試合レポート

都立城東vs早大学院

2018.10.08

都立城東、先制スクイズから早大学院を一気に攻略

都立城東vs早大学院 | 高校野球ドットコム
城東4番・三好秀登

 1次予選で明大中野八王子を破った早大学院と、日大二を破った都立城東の対戦。しかし早大学院はエースの友貞裕介が肩を壊し、長いイニングは投げられないうえに、本来の4番である佐久間太雅が負傷で出場できないなど、台所事情は厳しい。それでも先発の大瀧駿平が走者を出しながらも得点を許さない。

 一方都立城東は、投手でありながら打順は1番という背番号7の左腕・兼松千春が、コーナーを丁寧に突き、序盤は両チームとも、得点が入らない。

 しかし4回裏、早大学院の大瀧は、この回先頭の都立城東の3番・今井大和に四球を出して、リズムが狂い始める。
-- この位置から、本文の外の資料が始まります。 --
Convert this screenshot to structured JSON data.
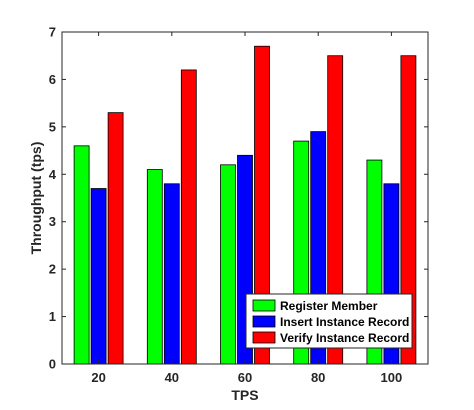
{
  "chart_data": {
    "type": "bar",
    "title": "",
    "xlabel": "TPS",
    "ylabel": "Throughput (tps)",
    "categories": [
      "20",
      "40",
      "60",
      "80",
      "100"
    ],
    "ylim": [
      0,
      7
    ],
    "yticks": [
      "0",
      "1",
      "2",
      "3",
      "4",
      "5",
      "6",
      "7"
    ],
    "grid": false,
    "legend_position": "bottom-right",
    "series": [
      {
        "name": "Register Member",
        "color": "#00ff00",
        "values": [
          4.6,
          4.1,
          4.2,
          4.7,
          4.3
        ]
      },
      {
        "name": "Insert Instance Record",
        "color": "#0000ff",
        "values": [
          3.7,
          3.8,
          4.4,
          4.9,
          3.8
        ]
      },
      {
        "name": "Verify Instance Record",
        "color": "#ff0000",
        "values": [
          5.3,
          6.2,
          6.7,
          6.5,
          6.5
        ]
      }
    ]
  }
}
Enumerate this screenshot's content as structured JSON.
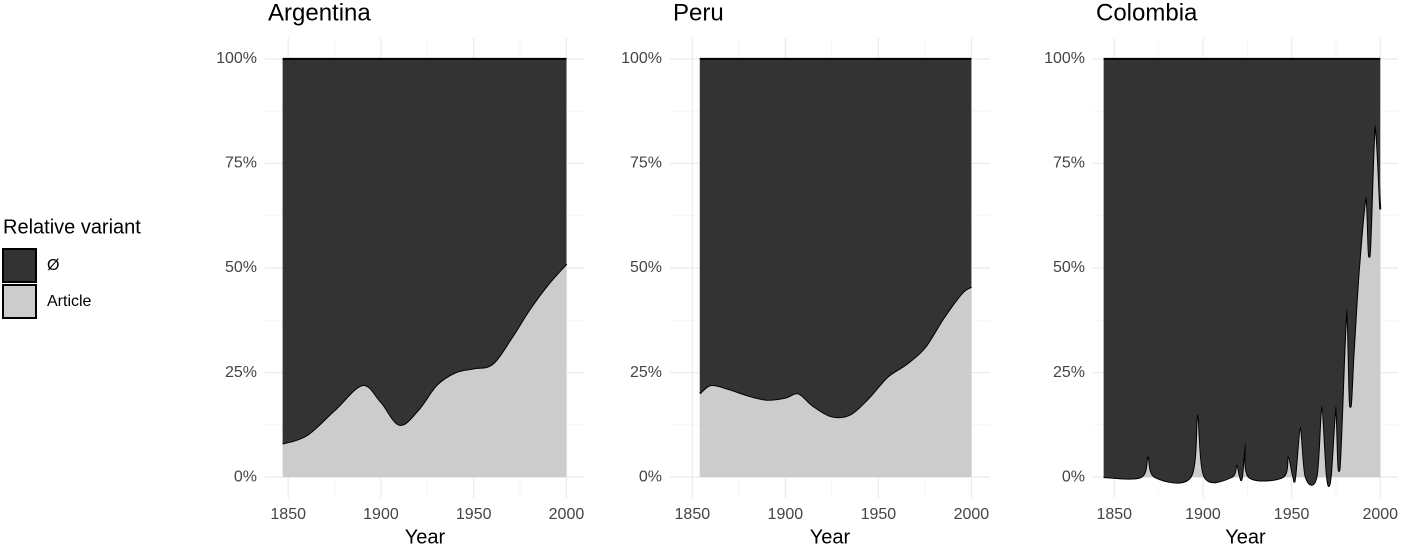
{
  "legend": {
    "title": "Relative variant"
  },
  "chart_data": [
    {
      "type": "stacked_area",
      "title": "Argentina",
      "xlabel": "Year",
      "x": [
        1847,
        1860,
        1875,
        1890,
        1900,
        1910,
        1920,
        1930,
        1940,
        1950,
        1960,
        1970,
        1980,
        1990,
        2000
      ],
      "series": [
        {
          "name": "Ø",
          "color": "#333333",
          "values": [
            92,
            90,
            84,
            78,
            82,
            87.5,
            84,
            78,
            75,
            74,
            73,
            67,
            60,
            54,
            49
          ]
        },
        {
          "name": "Article",
          "color": "#cccccc",
          "values": [
            8,
            10,
            16,
            22,
            18,
            12.5,
            16,
            22,
            25,
            26,
            27,
            33,
            40,
            46,
            51
          ]
        }
      ],
      "xlim": [
        1837.5,
        2010
      ],
      "xticks": [
        1850,
        1900,
        1950,
        2000
      ],
      "ylim": [
        -5,
        105
      ],
      "yticks": [
        {
          "value": 0,
          "label": "0%"
        },
        {
          "value": 25,
          "label": "25%"
        },
        {
          "value": 50,
          "label": "50%"
        },
        {
          "value": 75,
          "label": "75%"
        },
        {
          "value": 100,
          "label": "100%"
        }
      ],
      "grid": true
    },
    {
      "type": "stacked_area",
      "title": "Peru",
      "xlabel": "Year",
      "x": [
        1854,
        1860,
        1870,
        1880,
        1890,
        1900,
        1907,
        1915,
        1925,
        1935,
        1945,
        1955,
        1965,
        1975,
        1985,
        1995,
        2000
      ],
      "series": [
        {
          "name": "Ø",
          "color": "#333333",
          "values": [
            80,
            78,
            79,
            80.5,
            81.5,
            81,
            80,
            83,
            85.5,
            85,
            81,
            76,
            73,
            69,
            62,
            56,
            54.5
          ]
        },
        {
          "name": "Article",
          "color": "#cccccc",
          "values": [
            20,
            22,
            21,
            19.5,
            18.5,
            19,
            20,
            17,
            14.5,
            15,
            19,
            24,
            27,
            31,
            38,
            44,
            45.5
          ]
        }
      ],
      "xlim": [
        1838,
        2010
      ],
      "xticks": [
        1850,
        1900,
        1950,
        2000
      ],
      "ylim": [
        -5,
        105
      ],
      "yticks": [
        {
          "value": 0,
          "label": "0%"
        },
        {
          "value": 25,
          "label": "25%"
        },
        {
          "value": 50,
          "label": "50%"
        },
        {
          "value": 75,
          "label": "75%"
        },
        {
          "value": 100,
          "label": "100%"
        }
      ],
      "grid": true
    },
    {
      "type": "stacked_area",
      "title": "Colombia",
      "xlabel": "Year",
      "x": [
        1844,
        1865,
        1869,
        1873,
        1893,
        1897,
        1901,
        1916,
        1919,
        1921,
        1922,
        1924,
        1926,
        1945,
        1948,
        1951,
        1952,
        1955,
        1958,
        1964,
        1967,
        1970,
        1972,
        1975,
        1977,
        1981,
        1983,
        1985,
        1988,
        1992,
        1994,
        1997,
        2000
      ],
      "series": [
        {
          "name": "Ø",
          "color": "#333333",
          "values": [
            100,
            100,
            95,
            100,
            100,
            85,
            100,
            100,
            97,
            100,
            100,
            92,
            100,
            100,
            95,
            100,
            100,
            88,
            100,
            100,
            83,
            100,
            100,
            83,
            98,
            60,
            83,
            70,
            50,
            33,
            47,
            16,
            36
          ]
        },
        {
          "name": "Article",
          "color": "#cccccc",
          "values": [
            0,
            0,
            5,
            0,
            0,
            15,
            0,
            0,
            3,
            0,
            0,
            8,
            0,
            0,
            5,
            0,
            0,
            12,
            0,
            0,
            17,
            0,
            0,
            17,
            2,
            40,
            17,
            30,
            50,
            67,
            53,
            84,
            64
          ]
        }
      ],
      "xlim": [
        1838,
        2010
      ],
      "xticks": [
        1850,
        1900,
        1950,
        2000
      ],
      "ylim": [
        -5,
        105
      ],
      "yticks": [
        {
          "value": 0,
          "label": "0%"
        },
        {
          "value": 25,
          "label": "25%"
        },
        {
          "value": 50,
          "label": "50%"
        },
        {
          "value": 75,
          "label": "75%"
        },
        {
          "value": 100,
          "label": "100%"
        }
      ],
      "grid": true
    }
  ]
}
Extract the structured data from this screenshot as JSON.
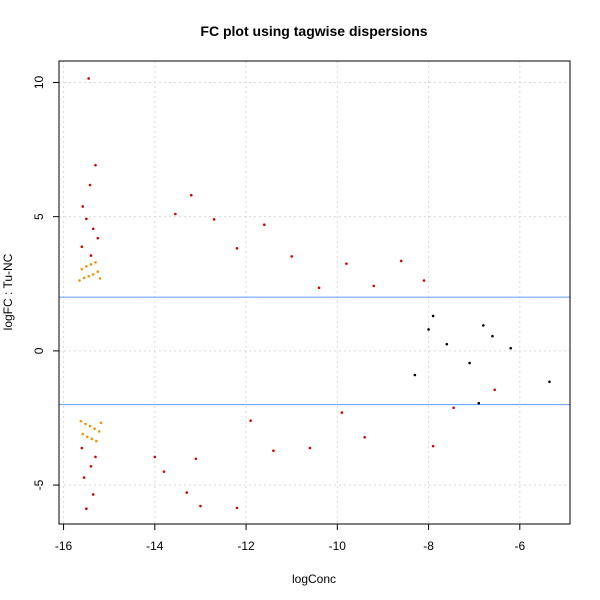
{
  "chart_data": {
    "type": "scatter",
    "title": "FC plot using tagwise dispersions",
    "xlabel": "logConc",
    "ylabel": "logFC : Tu-NC",
    "xlim": [
      -16.1,
      -4.9
    ],
    "ylim": [
      -6.45,
      10.8
    ],
    "x_ticks": [
      -16,
      -14,
      -12,
      -10,
      -8,
      -6
    ],
    "y_ticks": [
      -5,
      0,
      5,
      10
    ],
    "grid": true,
    "hlines": [
      2,
      -2
    ],
    "colors": {
      "not_de": "#000000",
      "de": "#d40000",
      "low_count": "#f39200",
      "threshold": "#6fa8ff",
      "grid": "#d9d9d9"
    },
    "series": [
      {
        "role": "low_count",
        "points": [
          [
            -15.65,
            2.62
          ],
          [
            -15.55,
            2.72
          ],
          [
            -15.45,
            2.78
          ],
          [
            -15.35,
            2.85
          ],
          [
            -15.25,
            2.95
          ],
          [
            -15.6,
            3.05
          ],
          [
            -15.5,
            3.15
          ],
          [
            -15.4,
            3.22
          ],
          [
            -15.3,
            3.3
          ],
          [
            -15.2,
            2.7
          ],
          [
            -15.62,
            -2.62
          ],
          [
            -15.52,
            -2.72
          ],
          [
            -15.42,
            -2.8
          ],
          [
            -15.32,
            -2.9
          ],
          [
            -15.22,
            -3.0
          ],
          [
            -15.58,
            -3.1
          ],
          [
            -15.48,
            -3.2
          ],
          [
            -15.38,
            -3.28
          ],
          [
            -15.28,
            -3.36
          ],
          [
            -15.18,
            -2.68
          ]
        ]
      },
      {
        "role": "de",
        "points": [
          [
            -15.45,
            10.15
          ],
          [
            -15.3,
            6.92
          ],
          [
            -15.42,
            6.18
          ],
          [
            -15.58,
            5.38
          ],
          [
            -15.5,
            4.92
          ],
          [
            -15.35,
            4.55
          ],
          [
            -15.25,
            4.2
          ],
          [
            -15.6,
            3.88
          ],
          [
            -15.4,
            3.55
          ],
          [
            -13.2,
            5.8
          ],
          [
            -13.55,
            5.1
          ],
          [
            -12.7,
            4.9
          ],
          [
            -11.6,
            4.7
          ],
          [
            -12.2,
            3.82
          ],
          [
            -11.0,
            3.52
          ],
          [
            -9.8,
            3.25
          ],
          [
            -8.6,
            3.35
          ],
          [
            -9.2,
            2.42
          ],
          [
            -8.1,
            2.62
          ],
          [
            -10.4,
            2.35
          ],
          [
            -15.5,
            -5.88
          ],
          [
            -15.35,
            -5.35
          ],
          [
            -15.55,
            -4.72
          ],
          [
            -15.4,
            -4.3
          ],
          [
            -15.3,
            -3.95
          ],
          [
            -15.6,
            -3.62
          ],
          [
            -13.0,
            -5.78
          ],
          [
            -13.3,
            -5.28
          ],
          [
            -12.2,
            -5.85
          ],
          [
            -13.8,
            -4.5
          ],
          [
            -13.1,
            -4.02
          ],
          [
            -11.4,
            -3.72
          ],
          [
            -10.6,
            -3.62
          ],
          [
            -9.4,
            -3.22
          ],
          [
            -7.9,
            -3.55
          ],
          [
            -7.45,
            -2.12
          ],
          [
            -6.55,
            -1.45
          ],
          [
            -9.9,
            -2.3
          ],
          [
            -11.9,
            -2.6
          ],
          [
            -14.0,
            -3.95
          ]
        ]
      },
      {
        "role": "not_de",
        "points": [
          [
            -5.35,
            -1.15
          ],
          [
            -6.6,
            0.55
          ],
          [
            -6.8,
            0.95
          ],
          [
            -7.1,
            -0.45
          ],
          [
            -7.6,
            0.25
          ],
          [
            -6.2,
            0.1
          ],
          [
            -8.0,
            0.8
          ],
          [
            -8.3,
            -0.9
          ],
          [
            -7.9,
            1.3
          ],
          [
            -6.9,
            -1.95
          ]
        ]
      }
    ]
  }
}
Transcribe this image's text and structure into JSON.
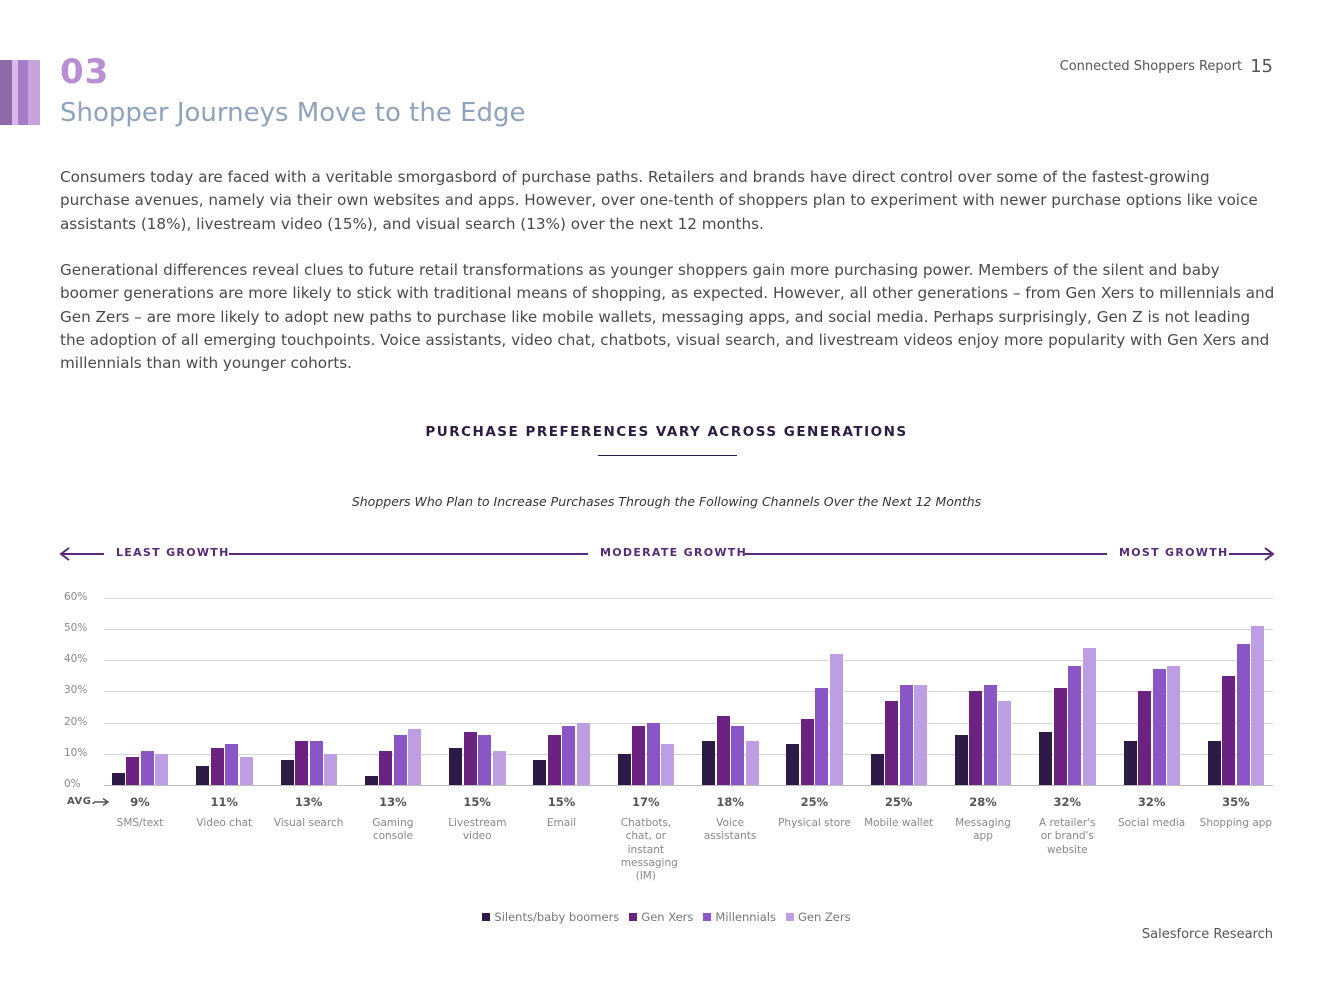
{
  "header": {
    "section_number": "03",
    "section_title": "Shopper Journeys Move to the Edge",
    "report_name": "Connected Shoppers Report",
    "page_number": "15",
    "accent_colors": [
      "#8e6aa6",
      "#d9b9ea",
      "#a57cc6",
      "#c7a3de"
    ]
  },
  "body": {
    "paragraph_1": "Consumers today are faced with a veritable smorgasbord of purchase paths. Retailers and brands have direct control over some of the fastest-growing purchase avenues, namely via their own websites and apps. However, over one-tenth of shoppers plan to experiment with newer purchase options like voice assistants (18%), livestream video (15%), and visual search (13%) over the next 12 months.",
    "paragraph_2": "Generational differences reveal clues to future retail transformations as younger shoppers gain more purchasing power. Members of the silent and baby boomer generations are more likely to stick with traditional means of shopping, as expected. However, all other generations – from Gen Xers to millennials and Gen Zers – are more likely to adopt new paths to purchase like mobile wallets, messaging apps, and social media. Perhaps surprisingly, Gen Z is not leading the adoption of all emerging touchpoints. Voice assistants, video chat, chatbots, visual search, and livestream videos enjoy more popularity with Gen Xers and millennials than with younger cohorts."
  },
  "chart_data": {
    "type": "bar",
    "title": "PURCHASE PREFERENCES VARY ACROSS GENERATIONS",
    "subtitle": "Shoppers Who Plan to Increase Purchases Through the Following Channels Over the Next 12 Months",
    "growth_labels": {
      "left": "LEAST GROWTH",
      "middle": "MODERATE GROWTH",
      "right": "MOST GROWTH"
    },
    "ylim": [
      0,
      60
    ],
    "yticks": [
      "0%",
      "10%",
      "20%",
      "30%",
      "40%",
      "50%",
      "60%"
    ],
    "avg_label": "AVG.",
    "categories": [
      "SMS/text",
      "Video chat",
      "Visual search",
      "Gaming console",
      "Livestream video",
      "Email",
      "Chatbots, chat, or instant messaging (IM)",
      "Voice assistants",
      "Physical store",
      "Mobile wallet",
      "Messaging app",
      "A retailer's or brand's website",
      "Social media",
      "Shopping app"
    ],
    "averages": [
      "9%",
      "11%",
      "13%",
      "13%",
      "15%",
      "15%",
      "17%",
      "18%",
      "25%",
      "25%",
      "28%",
      "32%",
      "32%",
      "35%"
    ],
    "series": [
      {
        "name": "Silents/baby boomers",
        "color": "#2e1a47",
        "values": [
          4,
          6,
          8,
          3,
          12,
          8,
          10,
          14,
          13,
          10,
          16,
          17,
          14,
          14
        ]
      },
      {
        "name": "Gen Xers",
        "color": "#6b2280",
        "values": [
          9,
          12,
          14,
          11,
          17,
          16,
          19,
          22,
          21,
          27,
          30,
          31,
          30,
          35
        ]
      },
      {
        "name": "Millennials",
        "color": "#8a55c4",
        "values": [
          11,
          13,
          14,
          16,
          16,
          19,
          20,
          19,
          31,
          32,
          32,
          38,
          37,
          45
        ]
      },
      {
        "name": "Gen Zers",
        "color": "#bd9ee3",
        "values": [
          10,
          9,
          10,
          18,
          11,
          20,
          13,
          14,
          42,
          32,
          27,
          44,
          38,
          51
        ]
      }
    ]
  },
  "footer": {
    "source": "Salesforce Research"
  }
}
続く4番・三好秀登の犠打は一塁手の失策を誘い、さらに6番・陶直史が四球で一死満塁とし、7番・松崎大育はスリーボールワンストライクからの5球目を何とスクイズ。これが内野安打になり、都立城東が1点を先制した。それにしても、満塁からのスクイズとは、かなり大胆な作戦であるが、内田稔監督は、「(満塁のスクイズは)初めてやりました。決まったのはまくれです。弱いから奇策をしないと」と語る。

 このスクイズを突破口に、8番・木村海樹、9番・峰岸佑と安打が続き、この回都立城東は3点を入れて、試合の主導権を握る。

 都立城東の強みの一つが、前のチームでも中心選手であった捕手の三好が残っていること。三好の兼松の良さを引き出す好リードで、早大学院に付け入る隙を与えない。ただ兼松が6回裏の打席で死球を受け、その次のマウンドである7回表に安打3本を許し、一死満塁のピンチを迎えたが、早大学院の1番・八巻泰介がスリーボールからの4球目を打ち、三塁ゴロの併殺なり、得点を与えない。

 しかも、早大学院は7回表の攻撃で、2番手投手の渡邊智也に代打を出した関係で、やむを得ず、7回裏に肩を痛め万全ではないエースの友貞を投入した。しかし友貞はこの回先頭の都立城東の3番・今井に四球を与え、二死にはなったものの、代打・島川大輝に右中間を破る三塁打を打たれ、1点を失う。

 8回表早大学院は、疲れがみえ始めた都立城東の兼松を攻め、2番・甲崎孝裕の四球、3番・岡原悠斗の左前安打に続き、4番・薗部将大のレフト線への二塁打で1点は返したものの、得点を追加できない。

 その裏都立城東は、走者2人を置いて、2番・原川雄仁の右中間を破る三塁打で2点を追加。ここで早大学院は4番手として小泉唯人を登板させるが、4番・三好の左前安打で1点を追加し、四球で走者をためた後、8番・木村の打球がライトへの長打になるような当たりになり、8回裏でのコールドゲームが成立した。

 早大学院は、主力の負傷が響いた面があるものの、木田茂監督が「自ら転げ落ちたのでは仕方ない」と語るように、ミスが痛手になった。早大学院は、グラウンドが狭いからこそ、そうした環境でもできるバント守備の練習などを徹底してほしい。

 一方、都立城東の内田監督は、「下手が一生懸命やっている」と、実力的には手応えがないものの、熱心さは評価している。内田監督が都立城東の選手時代の恩師で、現在、都立足立新田の監督である有馬信夫は、「落ち着いてきました」と、指導者としての内田監督の成長を感じている。派手さはなくても粘り強い、都立城東野球は、この秋の大会の間でも、成長をしていく可能性は十分にある。